Gardening is clay soil isn’t as nasty as you might think. Yes it takes distribute of work to boost it but the rewards will be great. Clay soil has the facility to retain moisture and distribute of nutriments that other soils can’t. The disadvantage is that clay doesn’t drain well and has pour aeration. This could all be corrected with the adding of organic material to the soil.
Clay is classified as a heavy soil. To boost clay soil you want to understand it’s traits. All soil is made up of sand, silt and clay partials. Clay is the finest of the partials, silt being intermediate and sand being coarse. The positive side of having clay in soil is it is negatively charged thereby giving it the facility to keep hold of or absorb positive charged elements like ammonium, calcium, magnesium, potassium and other essential trace elements that plants need to prosper from. This process is called cation and is what makes clay a comparatively fruitful soil, unlike sand which isn’t negatively charged and can’t keep hold of or absorb the necessary nutriments and moisture required for most plants to survive.
Improving the composition of clay soil is the only real way to enhance it to make it more easily workable. You’ll need to know the proportion of clay, silt and sand of the soil to correctly do this. Soil with more than a forty percent clay partials is often categorized as clay soil. To find out what the proportion of clay in your soil is you just need to take a sample.
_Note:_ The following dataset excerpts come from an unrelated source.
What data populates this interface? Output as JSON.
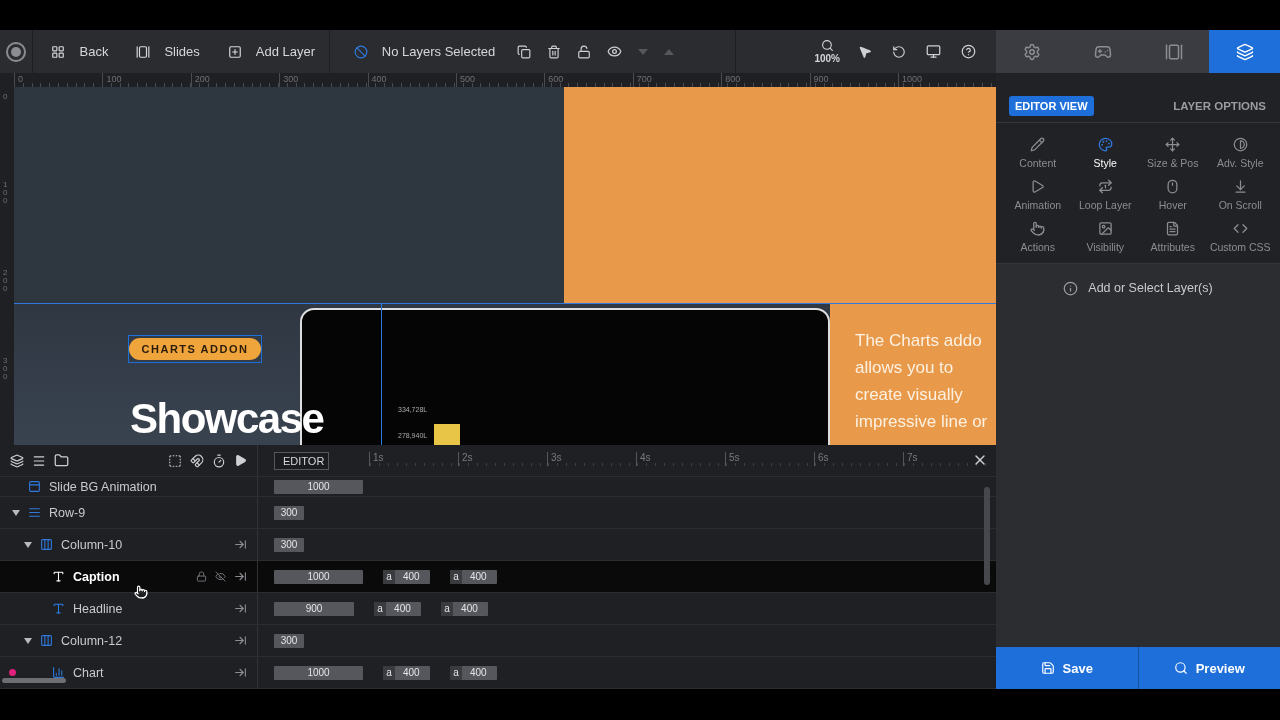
{
  "toolbar": {
    "items": [
      {
        "kind": "back",
        "label": "Back"
      },
      {
        "kind": "slides",
        "label": "Slides"
      },
      {
        "kind": "add",
        "label": "Add Layer"
      }
    ],
    "selection": "No Layers Selected",
    "zoom": "100%"
  },
  "ruler": {
    "marks": [
      "0",
      "100",
      "200",
      "300",
      "400",
      "500",
      "600",
      "700",
      "800",
      "900",
      "1000"
    ],
    "side_marks": [
      "0",
      "100",
      "200",
      "300"
    ]
  },
  "slide": {
    "badge": "CHARTS ADDON",
    "headline": "Showcase",
    "chart_labels": [
      "334,728L",
      "278,940L"
    ],
    "paragraph_lines": [
      "The Charts addo",
      "allows you to",
      "create visually",
      "impressive line or"
    ]
  },
  "timeline": {
    "mode": "EDITOR",
    "ticks": [
      "1s",
      "2s",
      "3s",
      "4s",
      "5s",
      "6s",
      "7s"
    ],
    "layers": [
      {
        "name": "Slide BG Animation",
        "kind": "background",
        "timing": [
          {
            "kind": "duration",
            "value": "1000"
          }
        ]
      },
      {
        "name": "Row-9",
        "kind": "row",
        "expanded": true,
        "timing": [
          {
            "kind": "duration",
            "value": "300"
          }
        ],
        "children": [
          {
            "name": "Column-10",
            "kind": "column",
            "expanded": true,
            "timing": [
              {
                "kind": "duration",
                "value": "300"
              }
            ],
            "children": [
              {
                "name": "Caption",
                "kind": "text",
                "selected": true,
                "timing": [
                  {
                    "kind": "duration",
                    "value": "1000"
                  },
                  {
                    "kind": "frame",
                    "prefix": "a",
                    "value": "400"
                  },
                  {
                    "kind": "frame",
                    "prefix": "a",
                    "value": "400"
                  }
                ]
              },
              {
                "name": "Headline",
                "kind": "text",
                "selected": false,
                "timing": [
                  {
                    "kind": "duration",
                    "value": "900"
                  },
                  {
                    "kind": "frame",
                    "prefix": "a",
                    "value": "400"
                  },
                  {
                    "kind": "frame",
                    "prefix": "a",
                    "value": "400"
                  }
                ]
              }
            ]
          },
          {
            "name": "Column-12",
            "kind": "column",
            "expanded": true,
            "timing": [
              {
                "kind": "duration",
                "value": "300"
              }
            ],
            "children": [
              {
                "name": "Chart",
                "kind": "chart",
                "selected": false,
                "marker": true,
                "timing": [
                  {
                    "kind": "duration",
                    "value": "1000"
                  },
                  {
                    "kind": "frame",
                    "prefix": "a",
                    "value": "400"
                  },
                  {
                    "kind": "frame",
                    "prefix": "a",
                    "value": "400"
                  }
                ]
              }
            ]
          }
        ]
      }
    ]
  },
  "panel": {
    "tabs": [
      {
        "kind": "settings",
        "selected": false
      },
      {
        "kind": "navigation",
        "selected": false
      },
      {
        "kind": "slides",
        "selected": false
      },
      {
        "kind": "layers",
        "selected": true
      }
    ],
    "view": "EDITOR VIEW",
    "options_title": "LAYER OPTIONS",
    "options": [
      {
        "kind": "content",
        "label": "Content",
        "selected": false
      },
      {
        "kind": "style",
        "label": "Style",
        "selected": true
      },
      {
        "kind": "size",
        "label": "Size & Pos",
        "selected": false
      },
      {
        "kind": "adv",
        "label": "Adv. Style",
        "selected": false
      },
      {
        "kind": "animation",
        "label": "Animation",
        "selected": false
      },
      {
        "kind": "loop",
        "label": "Loop Layer",
        "selected": false
      },
      {
        "kind": "hover",
        "label": "Hover",
        "selected": false
      },
      {
        "kind": "scroll",
        "label": "On Scroll",
        "selected": false
      },
      {
        "kind": "actions",
        "label": "Actions",
        "selected": false
      },
      {
        "kind": "visibility",
        "label": "Visibility",
        "selected": false
      },
      {
        "kind": "attributes",
        "label": "Attributes",
        "selected": false
      },
      {
        "kind": "css",
        "label": "Custom CSS",
        "selected": false
      }
    ],
    "hint": "Add or Select Layer(s)",
    "save": "Save",
    "preview": "Preview"
  }
}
In collecting a good soil sample it has to be a good representative of the garden area. If the soil looks different in other locations of the garden you need to take samples of the various areas separately.To collect a good correct sample that represents your garden you need to pick an area and scrape away about the 1st in. of soil. Then dig a hole with your garden trowel about 6 inches deep. After you dig the hole take a slice of soil along the side of the hole the full depth and place the sample in a plastic sandwich bag. Label the bag if you’re sampling more than one area.
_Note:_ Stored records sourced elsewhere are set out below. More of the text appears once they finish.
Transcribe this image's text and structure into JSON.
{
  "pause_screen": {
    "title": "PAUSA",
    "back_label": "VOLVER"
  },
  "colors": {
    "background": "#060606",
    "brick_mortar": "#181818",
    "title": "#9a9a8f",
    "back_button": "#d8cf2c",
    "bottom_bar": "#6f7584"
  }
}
Then the sample should be sieved and dried. Spread the soil sample on a tray or dish and split any clumps. Let the sample totally dry for a day or 2. Once the sample is totally dry you’ll need to sift the roots and little stone out of the sample and breakup any lumps of soil. You can use a wire mesh or maybe an old colander.
Once you have sieved the sample the next step is to take the sifted soil and place it in a jar or a test tube and add a large spoon of dry dish detergent. The detergent will provide help to keep the soil particles separated. Now fill the jar or test tube with water, tighten the lid and shake the jar to dilute all the sample. Check and make sure that there isn’t any material stuck to the jar. It should only take a pair minutes of shaking to get the sample diluted. Then place the jar on a level surface and let it settle. You will start noticing the sample to start separating within an hour however it wont be absolutely settled out for no less than a day.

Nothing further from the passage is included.